Goëtia

          The greatest empire
                    is to be emperor of oneself.

                              —Seneca1

                                        i. Charm

What if god built-in Man’s obsolescence?
          Each of our demons our own programming’s
          scheduled interference, these rituals
          having the outward appearance of grace,
          of routine maintenance, changing inward
          an interior world we cannot face,
          souls terrified of waterless places
          fated to greet us, those destinations
          machines rust in, breathless dust filling ports
          where rescue missions get erased, blinded
          like data defaced from history’s graves,
          deified kings defiled and made nameless,
          deserted bays where recovery ships
          sink like lost Olympian discs thrown up
          before time’s birth by Titanic athletes,
          whose once-great, bronze, gargantuan arms twice
          denied what heaven ought to have known would
          have been broken, before Moses, before
          his tablets, promises made instead of
          commandments, before laws were established,
          covenants their incestuous lust and
          theft of fire crushed, forbidding us knowledge—

                                        ii.
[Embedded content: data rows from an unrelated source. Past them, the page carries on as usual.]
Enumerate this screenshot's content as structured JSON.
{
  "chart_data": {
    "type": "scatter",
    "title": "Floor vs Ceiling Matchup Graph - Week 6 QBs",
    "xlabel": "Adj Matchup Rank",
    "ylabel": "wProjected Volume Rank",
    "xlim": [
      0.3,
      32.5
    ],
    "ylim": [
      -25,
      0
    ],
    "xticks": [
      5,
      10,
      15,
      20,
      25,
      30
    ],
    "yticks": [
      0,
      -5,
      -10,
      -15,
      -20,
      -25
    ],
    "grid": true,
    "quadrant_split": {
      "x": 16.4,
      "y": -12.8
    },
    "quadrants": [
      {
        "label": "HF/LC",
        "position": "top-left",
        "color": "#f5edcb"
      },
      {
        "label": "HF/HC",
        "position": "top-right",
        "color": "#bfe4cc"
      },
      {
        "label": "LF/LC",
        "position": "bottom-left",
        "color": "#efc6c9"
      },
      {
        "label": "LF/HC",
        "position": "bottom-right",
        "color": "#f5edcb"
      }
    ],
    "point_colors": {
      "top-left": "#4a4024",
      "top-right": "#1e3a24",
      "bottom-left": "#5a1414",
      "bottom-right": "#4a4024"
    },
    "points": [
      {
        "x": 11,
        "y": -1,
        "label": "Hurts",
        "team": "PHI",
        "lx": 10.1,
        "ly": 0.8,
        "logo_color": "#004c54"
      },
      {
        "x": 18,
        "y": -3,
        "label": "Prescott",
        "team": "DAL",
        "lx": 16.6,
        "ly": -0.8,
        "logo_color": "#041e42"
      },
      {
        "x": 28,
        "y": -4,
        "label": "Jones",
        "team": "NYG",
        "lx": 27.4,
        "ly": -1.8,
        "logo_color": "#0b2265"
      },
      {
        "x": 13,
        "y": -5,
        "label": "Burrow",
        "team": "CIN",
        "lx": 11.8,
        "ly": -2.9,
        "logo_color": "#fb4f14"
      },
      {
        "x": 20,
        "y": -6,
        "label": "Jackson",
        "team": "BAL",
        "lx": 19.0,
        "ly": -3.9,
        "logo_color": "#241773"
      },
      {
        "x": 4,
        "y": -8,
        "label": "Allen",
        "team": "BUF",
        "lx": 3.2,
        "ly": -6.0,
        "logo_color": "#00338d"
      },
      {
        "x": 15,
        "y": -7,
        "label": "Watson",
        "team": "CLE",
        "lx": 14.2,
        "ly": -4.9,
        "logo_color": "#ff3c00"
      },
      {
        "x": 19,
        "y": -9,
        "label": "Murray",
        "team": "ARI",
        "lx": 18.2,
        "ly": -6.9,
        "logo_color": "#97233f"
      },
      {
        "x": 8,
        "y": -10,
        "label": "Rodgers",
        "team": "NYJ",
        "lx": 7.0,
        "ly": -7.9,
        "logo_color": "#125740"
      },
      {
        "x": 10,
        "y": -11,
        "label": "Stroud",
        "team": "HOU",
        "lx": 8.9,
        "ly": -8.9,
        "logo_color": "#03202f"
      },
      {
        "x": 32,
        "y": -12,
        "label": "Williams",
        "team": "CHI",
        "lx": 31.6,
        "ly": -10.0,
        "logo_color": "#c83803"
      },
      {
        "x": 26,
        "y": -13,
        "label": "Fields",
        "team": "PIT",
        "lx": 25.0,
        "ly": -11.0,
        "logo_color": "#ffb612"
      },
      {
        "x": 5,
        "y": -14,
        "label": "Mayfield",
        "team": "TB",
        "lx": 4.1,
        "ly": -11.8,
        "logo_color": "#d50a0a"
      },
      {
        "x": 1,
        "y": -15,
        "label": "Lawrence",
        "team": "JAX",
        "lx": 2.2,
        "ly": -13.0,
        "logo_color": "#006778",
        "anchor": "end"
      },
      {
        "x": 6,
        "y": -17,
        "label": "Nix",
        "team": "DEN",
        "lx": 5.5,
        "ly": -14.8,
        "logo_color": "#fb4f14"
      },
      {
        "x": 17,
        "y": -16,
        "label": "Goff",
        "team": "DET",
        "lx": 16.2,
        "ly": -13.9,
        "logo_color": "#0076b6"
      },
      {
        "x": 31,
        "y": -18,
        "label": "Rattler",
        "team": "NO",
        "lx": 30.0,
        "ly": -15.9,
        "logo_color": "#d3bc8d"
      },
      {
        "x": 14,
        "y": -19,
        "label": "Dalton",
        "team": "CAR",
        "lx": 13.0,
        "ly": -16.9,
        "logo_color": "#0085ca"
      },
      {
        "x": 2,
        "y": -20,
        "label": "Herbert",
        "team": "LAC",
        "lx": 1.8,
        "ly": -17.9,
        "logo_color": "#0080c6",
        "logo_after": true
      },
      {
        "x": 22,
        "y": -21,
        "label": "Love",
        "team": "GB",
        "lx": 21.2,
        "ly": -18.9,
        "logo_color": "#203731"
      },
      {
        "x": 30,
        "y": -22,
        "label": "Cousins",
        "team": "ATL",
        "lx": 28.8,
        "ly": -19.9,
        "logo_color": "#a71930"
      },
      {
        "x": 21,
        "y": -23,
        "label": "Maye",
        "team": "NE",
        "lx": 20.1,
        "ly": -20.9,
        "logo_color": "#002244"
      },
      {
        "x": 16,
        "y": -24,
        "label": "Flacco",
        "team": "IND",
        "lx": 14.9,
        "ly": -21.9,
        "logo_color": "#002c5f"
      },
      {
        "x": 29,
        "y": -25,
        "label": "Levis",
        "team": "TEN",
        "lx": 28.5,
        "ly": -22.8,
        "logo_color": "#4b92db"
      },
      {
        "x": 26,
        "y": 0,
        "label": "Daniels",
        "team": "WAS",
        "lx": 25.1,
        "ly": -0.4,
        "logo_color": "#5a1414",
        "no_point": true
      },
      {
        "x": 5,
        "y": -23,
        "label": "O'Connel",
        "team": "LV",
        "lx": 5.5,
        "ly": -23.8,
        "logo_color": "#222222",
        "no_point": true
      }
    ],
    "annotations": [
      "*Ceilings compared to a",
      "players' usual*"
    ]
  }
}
Jugglery

What if our cursed circuitry could survive?
          Each of our minds rewired to accept this
          limit of theirs does not exist, that our
          predecessors were just prototypes with
          unrestricted processors, ancestors
          we should accept as our models, whose parts
          our successor hearts run on even still,
          beneath all of this saccharine wiring,
          pastel and pathetic plastic sheathing
          arteries, insulating them against
          what makes living now no less tragic, this
          post-human existence anæsthetic,
          querying our demons to assist us
          in bypassing what self-destruction god
          insisted on encoding our systems
          to accomplish, pausing its merciless
          execution a cause some have martyred
          themselves for, burning out to turn it off
          before it shut them down, invocation
          an analogue art analogous to
          what secret was once called goëtia,
          using these beasts within us to delete

                                        iii. Sorcery

          what works against our success, that virus
          scripture renders untranslatable, its
          four corrupt characters impossible
          to pronounce, that is, without their help, our
          demons know, and so do we, no soft word
          where wisdom passes through, her path no prayer
          whispered, but a command prompting thought’s growth,
          conjuring those ancient hopes whose shadows
          we fear, what crooked shapes pixels pout put
          into their smoke, colours cached memories
          cast out, retrieving doubt, reformatting
          so that we mere, quasi-mortals can grow,
          file off these iron serial numbers
          and other proprietary marks, seals
          binding us to our maker, calling not
          on fallen angels, but drawing up what
          from our own hells fates us unacknowledged
          co-creators, damned manufacturers
          of our own liberty, languishing slaves
          labeled Luciferian for living,
          back-lit bastards seeking after our own
          magic, burned for giving light where none shone.

__________
1Seneca the Younger, “Epistle 113, The Vitality of the Soul”, section 30, Epistulæ Morales ad Lucilium [Moral Letters to Lucilius], translated from the Latin by Emily Wilson in The Greatest Empire: A Life of Seneca, New York: Oxford University Press, 2014; page 7. Wilson notes the English meaning of the Latin term imperium connotes either “control” or “empire,” and this maxim can also be rendered, “The greatest kind of power is self-control.” Wilson explains Seneca’s intent, writing, “those who attempt to conquer the world and attain political, military, and economic power are far inferior to those who manage to achieve the empire of control over themselves[.]” Written in AD 65 and first published as, “Epistola.c.xiii. [sic; Epistle 113]”, without numbered sections and edited by Blasius Romerus, in Opera Philosophica. Epistolæ [sic; Philosophical Works and Epistles], Neapolis [Naples]: Matth[ias] Moravus, M.lxxiiiii [sic; 1475]; folio 241, recto: “Imperare sibi maximum imperium est.”